“How can you hope to succeed,” she said, “when so many clever people have tried and failed? You are my own dear little Marigold, but it is useless for you to attempt such a task. Give it up, my child.”
But Marigold was determined, and when her mother saw this she said no more, but lay and watched her rather sadly as she set bravely off for the castle with her little basket over her arm.
When Marigold came to the castle gates she felt frightened. The gates were so big and she was so small. But she thought of her mother and of the five hundred crowns which would buy her everything she needed, and she stood on tiptoe on the top step and pulled the bell handle so hard that she was quite frightened at the noise it made.
A very grand footman opened the door, and when he saw Marigold standing there in her woollen frock and cloak with her little basket, he said, “Back entrance!” in a loud, cross voice, and shut the door in her face.
So she went round to the back entrance. This time the door was opened by a red-faced kitchen-maid. “We’ve no dripping to give away to-day,” she said, and she too was about to shut the door.
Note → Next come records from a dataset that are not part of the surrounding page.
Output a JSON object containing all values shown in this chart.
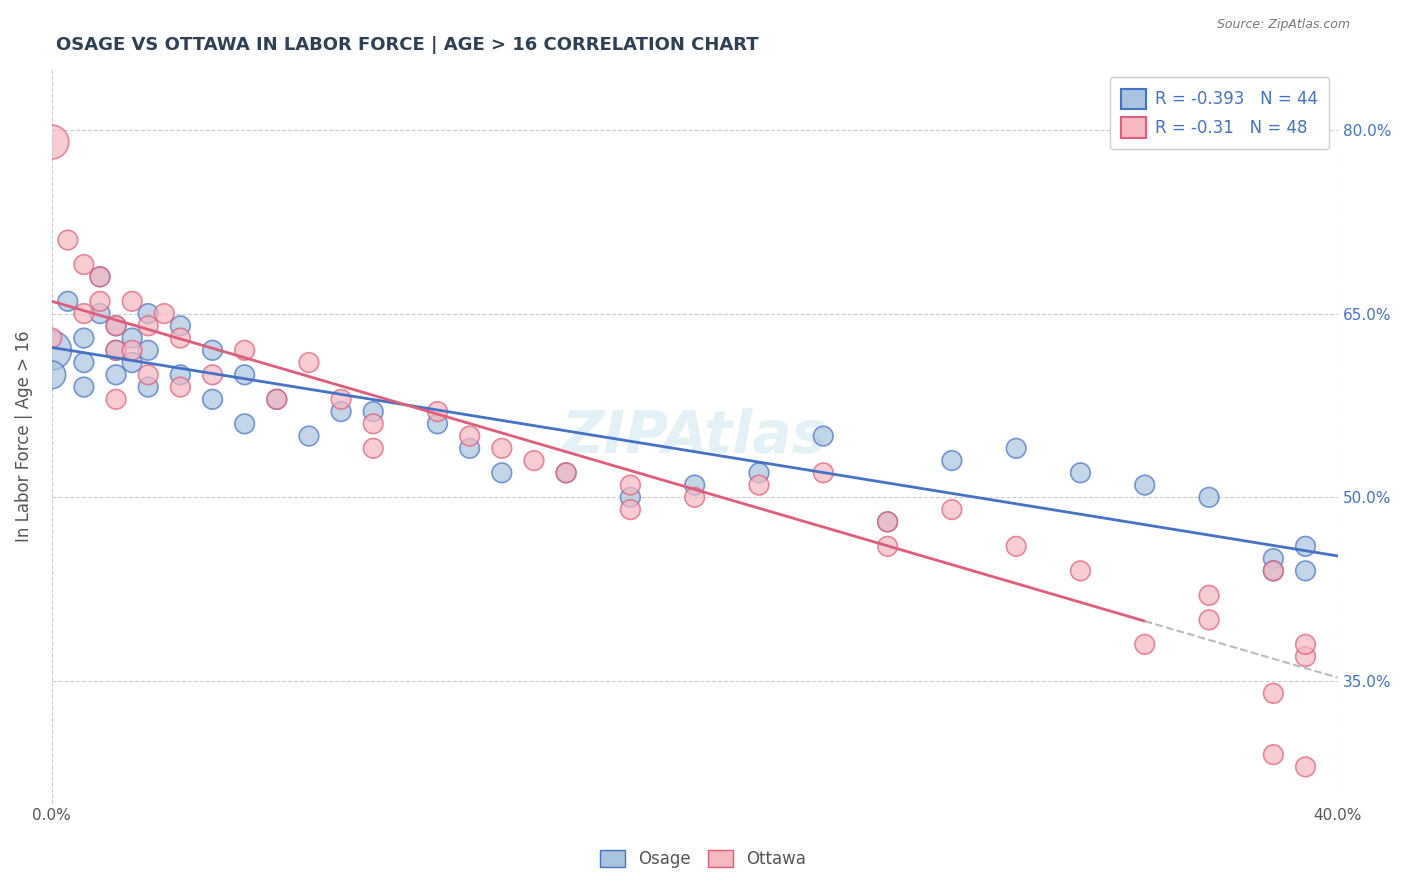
{
  "title": "OSAGE VS OTTAWA IN LABOR FORCE | AGE > 16 CORRELATION CHART",
  "source": "Source: ZipAtlas.com",
  "xlabel": "",
  "ylabel": "In Labor Force | Age > 16",
  "xlim": [
    0.0,
    0.4
  ],
  "ylim": [
    0.25,
    0.85
  ],
  "x_tick_labels": [
    "0.0%",
    "40.0%"
  ],
  "y_tick_labels": [
    "80.0%",
    "65.0%",
    "50.0%",
    "35.0%"
  ],
  "y_tick_positions": [
    0.8,
    0.65,
    0.5,
    0.35
  ],
  "osage_color": "#a8c4e0",
  "ottawa_color": "#f4b8c1",
  "osage_line_color": "#4472c4",
  "ottawa_line_color": "#e05c7a",
  "osage_R": -0.393,
  "osage_N": 44,
  "ottawa_R": -0.31,
  "ottawa_N": 48,
  "legend_labels": [
    "Osage",
    "Ottawa"
  ],
  "watermark": "ZIPAtlas",
  "background_color": "#ffffff",
  "grid_color": "#cccccc",
  "title_color": "#2e4053",
  "axis_color": "#555555",
  "legend_text_color": "#4472c4",
  "osage_scatter": {
    "x": [
      0.0,
      0.0,
      0.005,
      0.01,
      0.01,
      0.01,
      0.015,
      0.015,
      0.02,
      0.02,
      0.02,
      0.025,
      0.025,
      0.03,
      0.03,
      0.03,
      0.04,
      0.04,
      0.05,
      0.05,
      0.06,
      0.06,
      0.07,
      0.08,
      0.09,
      0.1,
      0.12,
      0.13,
      0.14,
      0.16,
      0.18,
      0.2,
      0.22,
      0.24,
      0.26,
      0.28,
      0.3,
      0.32,
      0.34,
      0.36,
      0.38,
      0.38,
      0.39,
      0.39
    ],
    "y": [
      0.62,
      0.6,
      0.66,
      0.63,
      0.61,
      0.59,
      0.68,
      0.65,
      0.64,
      0.62,
      0.6,
      0.63,
      0.61,
      0.65,
      0.62,
      0.59,
      0.64,
      0.6,
      0.62,
      0.58,
      0.6,
      0.56,
      0.58,
      0.55,
      0.57,
      0.57,
      0.56,
      0.54,
      0.52,
      0.52,
      0.5,
      0.51,
      0.52,
      0.55,
      0.48,
      0.53,
      0.54,
      0.52,
      0.51,
      0.5,
      0.45,
      0.44,
      0.46,
      0.44
    ]
  },
  "ottawa_scatter": {
    "x": [
      0.0,
      0.0,
      0.005,
      0.01,
      0.01,
      0.015,
      0.015,
      0.02,
      0.02,
      0.02,
      0.025,
      0.025,
      0.03,
      0.03,
      0.035,
      0.04,
      0.04,
      0.05,
      0.06,
      0.07,
      0.08,
      0.09,
      0.1,
      0.1,
      0.12,
      0.13,
      0.14,
      0.15,
      0.16,
      0.18,
      0.18,
      0.2,
      0.22,
      0.24,
      0.26,
      0.26,
      0.28,
      0.3,
      0.32,
      0.34,
      0.36,
      0.36,
      0.38,
      0.38,
      0.38,
      0.39,
      0.39,
      0.39
    ],
    "y": [
      0.79,
      0.63,
      0.71,
      0.69,
      0.65,
      0.68,
      0.66,
      0.64,
      0.62,
      0.58,
      0.66,
      0.62,
      0.64,
      0.6,
      0.65,
      0.63,
      0.59,
      0.6,
      0.62,
      0.58,
      0.61,
      0.58,
      0.56,
      0.54,
      0.57,
      0.55,
      0.54,
      0.53,
      0.52,
      0.51,
      0.49,
      0.5,
      0.51,
      0.52,
      0.48,
      0.46,
      0.49,
      0.46,
      0.44,
      0.38,
      0.42,
      0.4,
      0.34,
      0.29,
      0.44,
      0.37,
      0.28,
      0.38
    ]
  }
}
But the queen happened to be in the kitchen giving her orders for the day, and she saw Marigold through the window. She came to the window and called to her.
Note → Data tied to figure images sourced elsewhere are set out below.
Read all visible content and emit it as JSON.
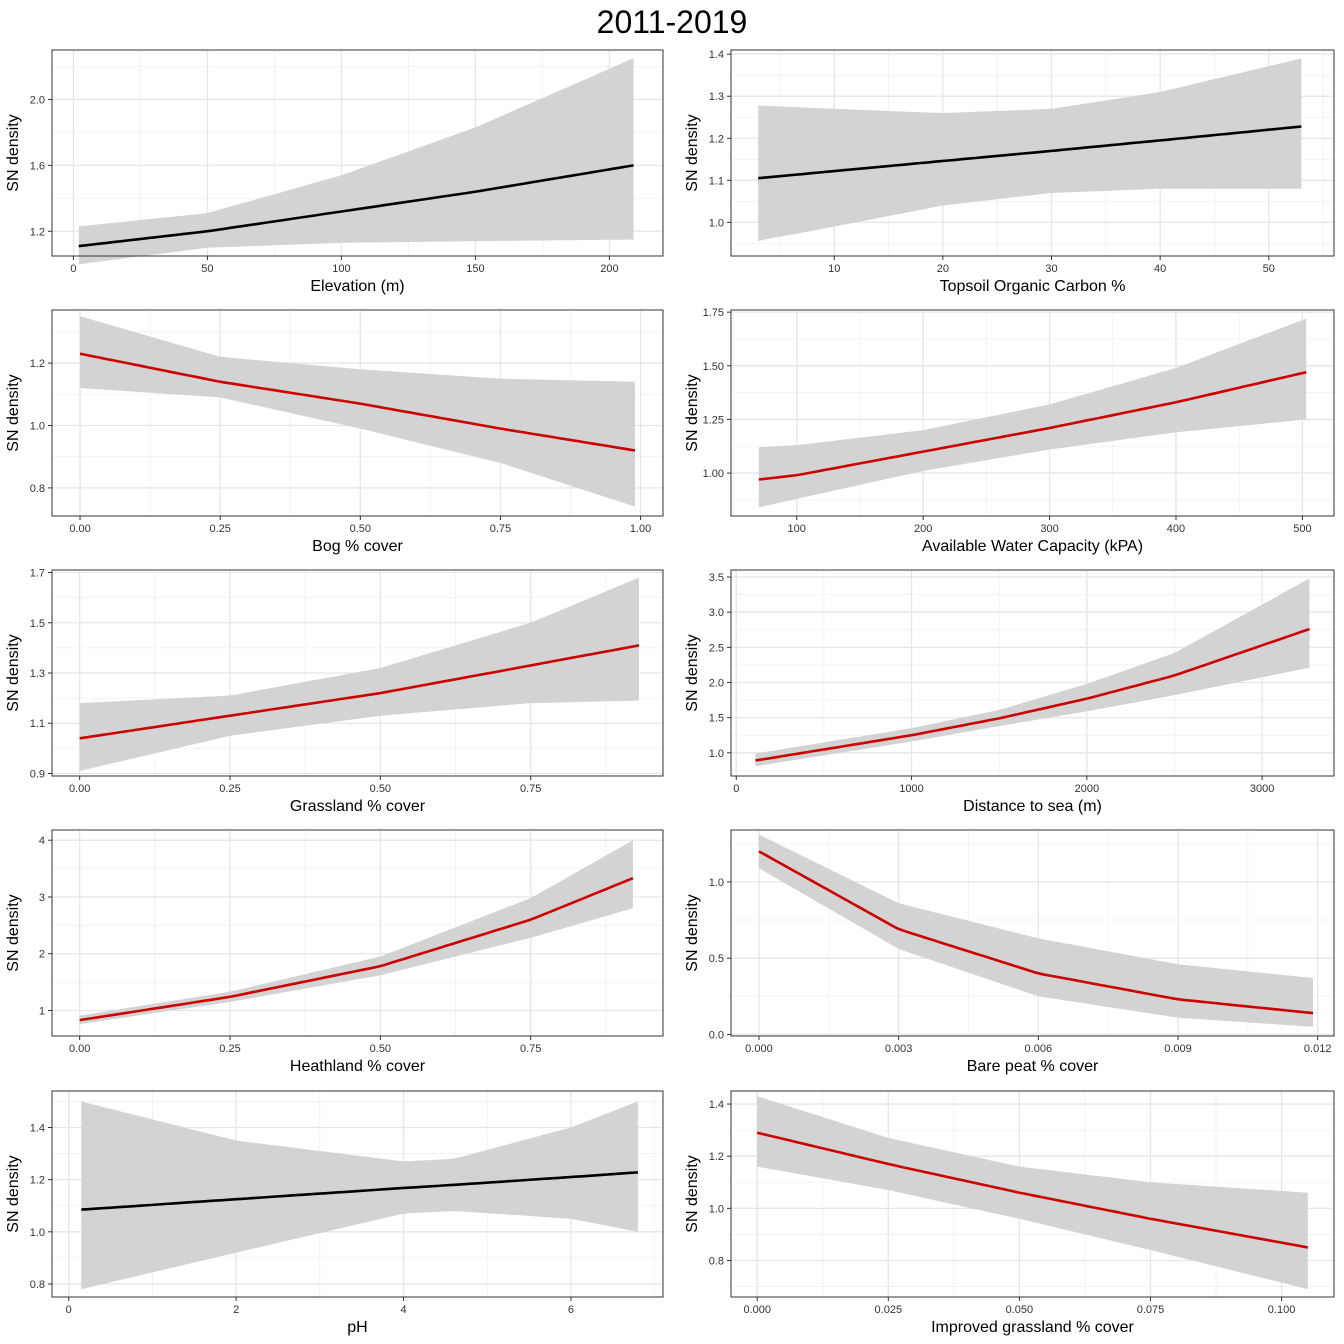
{
  "title": "2011-2019",
  "colors": {
    "significant": "#cc0000",
    "not_significant": "#000000",
    "band": "#d3d3d3"
  },
  "chart_data": [
    {
      "type": "line",
      "xlabel": "Elevation (m)",
      "ylabel": "SN density",
      "line_color": "black",
      "xlim": [
        -8,
        220
      ],
      "ylim": [
        1.05,
        2.3
      ],
      "xticks": [
        0,
        50,
        100,
        150,
        200
      ],
      "xtick_labels": [
        "0",
        "50",
        "100",
        "150",
        "200"
      ],
      "yticks": [
        1.2,
        1.6,
        2.0
      ],
      "ytick_labels": [
        "1.2",
        "1.6",
        "2.0"
      ],
      "x": [
        2,
        50,
        100,
        150,
        209
      ],
      "y": [
        1.11,
        1.2,
        1.32,
        1.44,
        1.6
      ],
      "lower": [
        1.0,
        1.1,
        1.13,
        1.14,
        1.15
      ],
      "upper": [
        1.23,
        1.31,
        1.54,
        1.83,
        2.25
      ]
    },
    {
      "type": "line",
      "xlabel": "Topsoil Organic Carbon %",
      "ylabel": "SN density",
      "line_color": "black",
      "xlim": [
        0.5,
        56
      ],
      "ylim": [
        0.92,
        1.41
      ],
      "xticks": [
        10,
        20,
        30,
        40,
        50
      ],
      "xtick_labels": [
        "10",
        "20",
        "30",
        "40",
        "50"
      ],
      "yticks": [
        1.0,
        1.1,
        1.2,
        1.3,
        1.4
      ],
      "ytick_labels": [
        "1.0",
        "1.1",
        "1.2",
        "1.3",
        "1.4"
      ],
      "x": [
        3,
        10,
        20,
        30,
        40,
        53
      ],
      "y": [
        1.105,
        1.122,
        1.146,
        1.17,
        1.195,
        1.228
      ],
      "lower": [
        0.956,
        0.99,
        1.04,
        1.07,
        1.08,
        1.08
      ],
      "upper": [
        1.278,
        1.27,
        1.26,
        1.27,
        1.31,
        1.39
      ]
    },
    {
      "type": "line",
      "xlabel": "Bog % cover",
      "ylabel": "SN density",
      "line_color": "red",
      "xlim": [
        -0.05,
        1.04
      ],
      "ylim": [
        0.71,
        1.37
      ],
      "xticks": [
        0,
        0.25,
        0.5,
        0.75,
        1.0
      ],
      "xtick_labels": [
        "0.00",
        "0.25",
        "0.50",
        "0.75",
        "1.00"
      ],
      "yticks": [
        0.8,
        1.0,
        1.2
      ],
      "ytick_labels": [
        "0.8",
        "1.0",
        "1.2"
      ],
      "x": [
        0,
        0.25,
        0.5,
        0.75,
        0.99
      ],
      "y": [
        1.23,
        1.14,
        1.07,
        0.99,
        0.92
      ],
      "lower": [
        1.12,
        1.09,
        0.99,
        0.88,
        0.74
      ],
      "upper": [
        1.35,
        1.22,
        1.18,
        1.15,
        1.14
      ]
    },
    {
      "type": "line",
      "xlabel": "Available Water Capacity (kPA)",
      "ylabel": "SN density",
      "line_color": "red",
      "xlim": [
        48,
        525
      ],
      "ylim": [
        0.8,
        1.76
      ],
      "xticks": [
        100,
        200,
        300,
        400,
        500
      ],
      "xtick_labels": [
        "100",
        "200",
        "300",
        "400",
        "500"
      ],
      "yticks": [
        1.0,
        1.25,
        1.5,
        1.75
      ],
      "ytick_labels": [
        "1.00",
        "1.25",
        "1.50",
        "1.75"
      ],
      "x": [
        70,
        100,
        200,
        300,
        400,
        503
      ],
      "y": [
        0.97,
        0.99,
        1.1,
        1.21,
        1.33,
        1.47
      ],
      "lower": [
        0.84,
        0.88,
        1.01,
        1.11,
        1.19,
        1.25
      ],
      "upper": [
        1.12,
        1.13,
        1.2,
        1.32,
        1.49,
        1.72
      ]
    },
    {
      "type": "line",
      "xlabel": "Grassland % cover",
      "ylabel": "SN density",
      "line_color": "red",
      "xlim": [
        -0.046,
        0.97
      ],
      "ylim": [
        0.89,
        1.71
      ],
      "xticks": [
        0,
        0.25,
        0.5,
        0.75
      ],
      "xtick_labels": [
        "0.00",
        "0.25",
        "0.50",
        "0.75"
      ],
      "yticks": [
        0.9,
        1.1,
        1.3,
        1.5,
        1.7
      ],
      "ytick_labels": [
        "0.9",
        "1.1",
        "1.3",
        "1.5",
        "1.7"
      ],
      "x": [
        0,
        0.25,
        0.5,
        0.75,
        0.93
      ],
      "y": [
        1.04,
        1.13,
        1.22,
        1.33,
        1.41
      ],
      "lower": [
        0.91,
        1.05,
        1.13,
        1.18,
        1.19
      ],
      "upper": [
        1.18,
        1.21,
        1.32,
        1.5,
        1.68
      ]
    },
    {
      "type": "line",
      "xlabel": "Distance to sea (m)",
      "ylabel": "SN density",
      "line_color": "red",
      "xlim": [
        -30,
        3410
      ],
      "ylim": [
        0.67,
        3.6
      ],
      "xticks": [
        0,
        1000,
        2000,
        3000
      ],
      "xtick_labels": [
        "0",
        "1000",
        "2000",
        "3000"
      ],
      "yticks": [
        1.0,
        1.5,
        2.0,
        2.5,
        3.0,
        3.5
      ],
      "ytick_labels": [
        "1.0",
        "1.5",
        "2.0",
        "2.5",
        "3.0",
        "3.5"
      ],
      "x": [
        110,
        1000,
        1500,
        2000,
        2500,
        3270
      ],
      "y": [
        0.89,
        1.25,
        1.49,
        1.77,
        2.1,
        2.76
      ],
      "lower": [
        0.81,
        1.16,
        1.38,
        1.59,
        1.82,
        2.21
      ],
      "upper": [
        0.99,
        1.35,
        1.61,
        1.98,
        2.42,
        3.48
      ]
    },
    {
      "type": "line",
      "xlabel": "Heathland % cover",
      "ylabel": "SN density",
      "line_color": "red",
      "xlim": [
        -0.046,
        0.97
      ],
      "ylim": [
        0.55,
        4.18
      ],
      "xticks": [
        0,
        0.25,
        0.5,
        0.75
      ],
      "xtick_labels": [
        "0.00",
        "0.25",
        "0.50",
        "0.75"
      ],
      "yticks": [
        1,
        2,
        3,
        4
      ],
      "ytick_labels": [
        "1",
        "2",
        "3",
        "4"
      ],
      "x": [
        0,
        0.25,
        0.5,
        0.75,
        0.92
      ],
      "y": [
        0.83,
        1.24,
        1.78,
        2.6,
        3.33
      ],
      "lower": [
        0.76,
        1.15,
        1.62,
        2.28,
        2.8
      ],
      "upper": [
        0.91,
        1.33,
        1.95,
        2.98,
        4.0
      ]
    },
    {
      "type": "line",
      "xlabel": "Bare peat % cover",
      "ylabel": "SN density",
      "line_color": "red",
      "xlim": [
        -0.0006,
        0.01235
      ],
      "ylim": [
        -0.01,
        1.34
      ],
      "xticks": [
        0,
        0.003,
        0.006,
        0.009,
        0.012
      ],
      "xtick_labels": [
        "0.000",
        "0.003",
        "0.006",
        "0.009",
        "0.012"
      ],
      "yticks": [
        0,
        0.5,
        1.0
      ],
      "ytick_labels": [
        "0.0",
        "0.5",
        "1.0"
      ],
      "x": [
        0,
        0.003,
        0.006,
        0.009,
        0.0119
      ],
      "y": [
        1.2,
        0.69,
        0.4,
        0.23,
        0.14
      ],
      "lower": [
        1.09,
        0.56,
        0.25,
        0.11,
        0.05
      ],
      "upper": [
        1.31,
        0.86,
        0.63,
        0.46,
        0.37
      ]
    },
    {
      "type": "line",
      "xlabel": "pH",
      "ylabel": "SN density",
      "line_color": "black",
      "xlim": [
        -0.2,
        7.1
      ],
      "ylim": [
        0.75,
        1.54
      ],
      "xticks": [
        0,
        2,
        4,
        6
      ],
      "xtick_labels": [
        "0",
        "2",
        "4",
        "6"
      ],
      "yticks": [
        0.8,
        1.0,
        1.2,
        1.4
      ],
      "ytick_labels": [
        "0.8",
        "1.0",
        "1.2",
        "1.4"
      ],
      "x": [
        0.15,
        2,
        4,
        4.6,
        6,
        6.8
      ],
      "y": [
        1.085,
        1.125,
        1.168,
        1.18,
        1.21,
        1.228
      ],
      "lower": [
        0.78,
        0.92,
        1.07,
        1.08,
        1.05,
        1.0
      ],
      "upper": [
        1.5,
        1.35,
        1.27,
        1.28,
        1.4,
        1.5
      ]
    },
    {
      "type": "line",
      "xlabel": "Improved grassland % cover",
      "ylabel": "SN density",
      "line_color": "red",
      "xlim": [
        -0.005,
        0.11
      ],
      "ylim": [
        0.66,
        1.45
      ],
      "xticks": [
        0,
        0.025,
        0.05,
        0.075,
        0.1
      ],
      "xtick_labels": [
        "0.000",
        "0.025",
        "0.050",
        "0.075",
        "0.100"
      ],
      "yticks": [
        0.8,
        1.0,
        1.2,
        1.4
      ],
      "ytick_labels": [
        "0.8",
        "1.0",
        "1.2",
        "1.4"
      ],
      "x": [
        0,
        0.025,
        0.05,
        0.075,
        0.105
      ],
      "y": [
        1.29,
        1.17,
        1.06,
        0.96,
        0.85
      ],
      "lower": [
        1.16,
        1.07,
        0.96,
        0.84,
        0.69
      ],
      "upper": [
        1.43,
        1.27,
        1.16,
        1.1,
        1.06
      ]
    }
  ]
}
“What is it, my child?” she asked, for Marigold stood there looking the picture of unhappiness.
“I’ve come to make the princess cry, please your Majesty,” she said, and made a curtsey, for the queen looked very magnificent with her crown on her head and her lovely ermine train held up over her arm to keep it off the kitchen floor.
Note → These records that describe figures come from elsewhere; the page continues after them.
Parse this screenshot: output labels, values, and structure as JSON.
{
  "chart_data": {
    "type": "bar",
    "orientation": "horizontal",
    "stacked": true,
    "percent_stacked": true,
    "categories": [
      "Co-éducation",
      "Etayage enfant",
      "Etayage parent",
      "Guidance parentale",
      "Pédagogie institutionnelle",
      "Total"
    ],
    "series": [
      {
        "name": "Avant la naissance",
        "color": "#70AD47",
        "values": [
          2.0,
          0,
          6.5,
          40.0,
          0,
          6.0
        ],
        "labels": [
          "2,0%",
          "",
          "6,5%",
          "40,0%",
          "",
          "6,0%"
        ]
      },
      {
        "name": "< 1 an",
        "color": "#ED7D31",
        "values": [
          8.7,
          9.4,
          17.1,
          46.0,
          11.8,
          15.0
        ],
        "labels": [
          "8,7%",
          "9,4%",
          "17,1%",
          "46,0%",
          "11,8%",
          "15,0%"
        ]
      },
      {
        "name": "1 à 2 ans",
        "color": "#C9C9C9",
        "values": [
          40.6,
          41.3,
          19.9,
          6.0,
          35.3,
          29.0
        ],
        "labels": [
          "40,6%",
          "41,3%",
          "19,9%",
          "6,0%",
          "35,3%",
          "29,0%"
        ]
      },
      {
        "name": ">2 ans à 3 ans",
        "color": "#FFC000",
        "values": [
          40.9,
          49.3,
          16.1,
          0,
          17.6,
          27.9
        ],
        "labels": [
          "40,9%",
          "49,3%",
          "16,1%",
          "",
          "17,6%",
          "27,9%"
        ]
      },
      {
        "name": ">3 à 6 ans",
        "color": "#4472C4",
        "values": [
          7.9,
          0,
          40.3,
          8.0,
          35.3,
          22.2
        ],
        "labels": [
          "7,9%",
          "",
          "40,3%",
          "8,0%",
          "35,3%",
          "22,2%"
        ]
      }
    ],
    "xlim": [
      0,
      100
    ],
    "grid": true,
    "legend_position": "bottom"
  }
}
When the queen heard what Marigold had come for, she smiled and shook her head, for how could a little country girl hope to do what so many wise men had been unable to accomplish? But Marigold was so earnest and so sure that she could make the princess cry that at last the queen promised to let her attempt it.
“You won’t hurt her?” she said. But she smiled as she said it. Marigold had such a kind little face; she did not look as if she could hurt any one.